Asked what the story behind the EP is, he said, “through the bustle of busy city life, Vandalism explores the way society butchers itself through violence, politics, prejudice and terror”. This EP leads the listener on a journey from “the undercurrent of a dark and twisted force” in the forms of crime and abuse, before turning inwardly toward feelings of depression, and finally those of loss and anguish.
The first of four tracks on the EP is the bluesy, harmonica driven, aural assault ‘Break You’. Centred around themes of prostitution and drug use, it brings to the fore Loretti’s infectious and punchy vocals, with a killer guitar performance from George Wherry. The swaggering bridge provides the only room for a breather in this 2:37 rampage, which shows The Vandali’s blues rock side at its best, culminating in a cacophony of overdriven guitar lines and deranged laughter. This song really comes alive when seen in the flesh, as demonstrated at the Vandalis’ watershed set at Fuel Café Bar on the 7th of February. The full band brought even more energy to the song than the recording would suggest, which is no mean feat, and the bouncing of feet in the first-floor venue even had some staff worried the ceiling might fall through.
Second track ‘Satisfy The Old’ takes a more laid-back approach at first, still packed with swagger, before launching into a rage-filled chorus, critiquing a decade of Tory austerity. The drums hit hard here. The song could easily be finished after another cycle of verse and chorus, but it then takes a slower, heavier turn, moving into spooky, near-discordant territory, with excellent use of the harmonica again. Fear-inducing vocals then round out this section, before the song ends on one last chorus.
‘Baby Let Me Die’ is perhaps one of the weaker of the 4 songs, but in the context of the EP it represents a necessary shift towards a cleaner, more downtempo, second half. Indeed, it provides much needed respite from the incredible energy of the first two tracks. Tackling issues of depression and suicide, the song centres around a jaunty guitar line which juxtaposes against the lyrics of the song well.
The closer ‘My Cologne’ perfectly fills its role. A final outpouring of all the emotion left in the band provides closure to what Loretti describes as ‘an ode to the façade of everyday life in Manchester’, in which the true meaning ‘can only be understood if you listen to the EP as if it were a book or short story’. Fittingly, ‘My Cologne’ is the culmination of all the themes presented within the EP. Amongst its glassy guitars and luscious bass parts lies a deep anguish; a feeling that maybe love ‘could have survived if it wasn’t for the suffocating experience of big city living’. Drawn back for an encore by the appreciative crowd, the band launched into this final, soul-wrenching song to round out their set at Fuel Café Bar. Despite a slightly out of place harmonica, this song cemented The Vandalis as the best act of the night, concluding an excellent and packed-out set.

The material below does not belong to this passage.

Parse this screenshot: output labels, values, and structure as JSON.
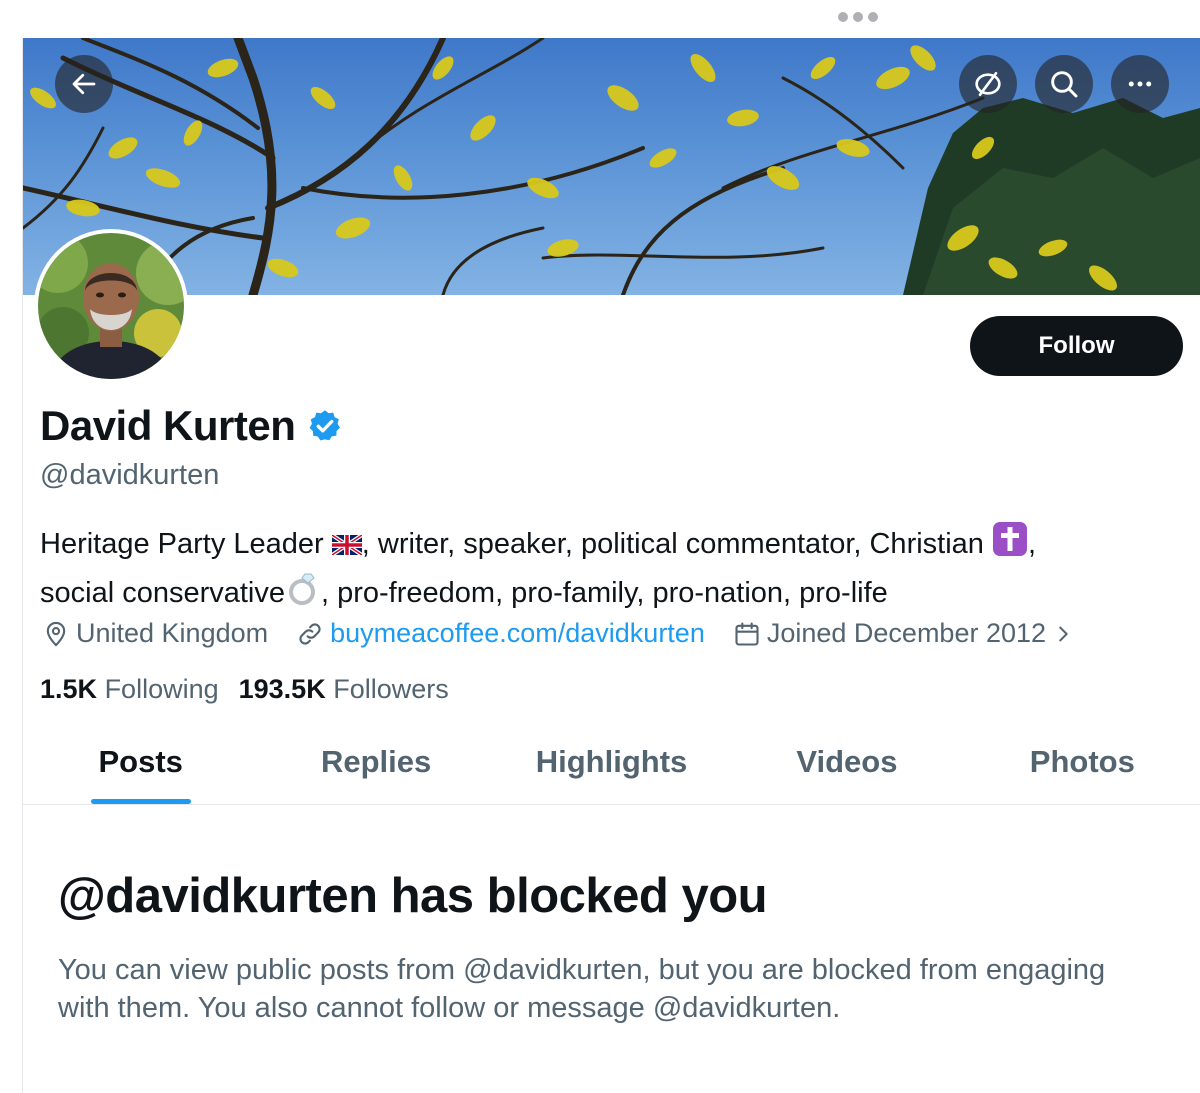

Throughout, this EP sets the terms. The music pulls you this way and that at will, dragging you from chorus to verse and back again before you’ve had time to realise which way is up. The songs, ‘Satisfy The Old’ and ‘My Cologne’ in particular, are masterfully written, never failing to take you with them through each twist and turn. The Vandalis have managed to pack an incredible variety of themes and genres into 4 songs. No second feels wasted, and the EP leaves me excited to see what direction they continue to take their music.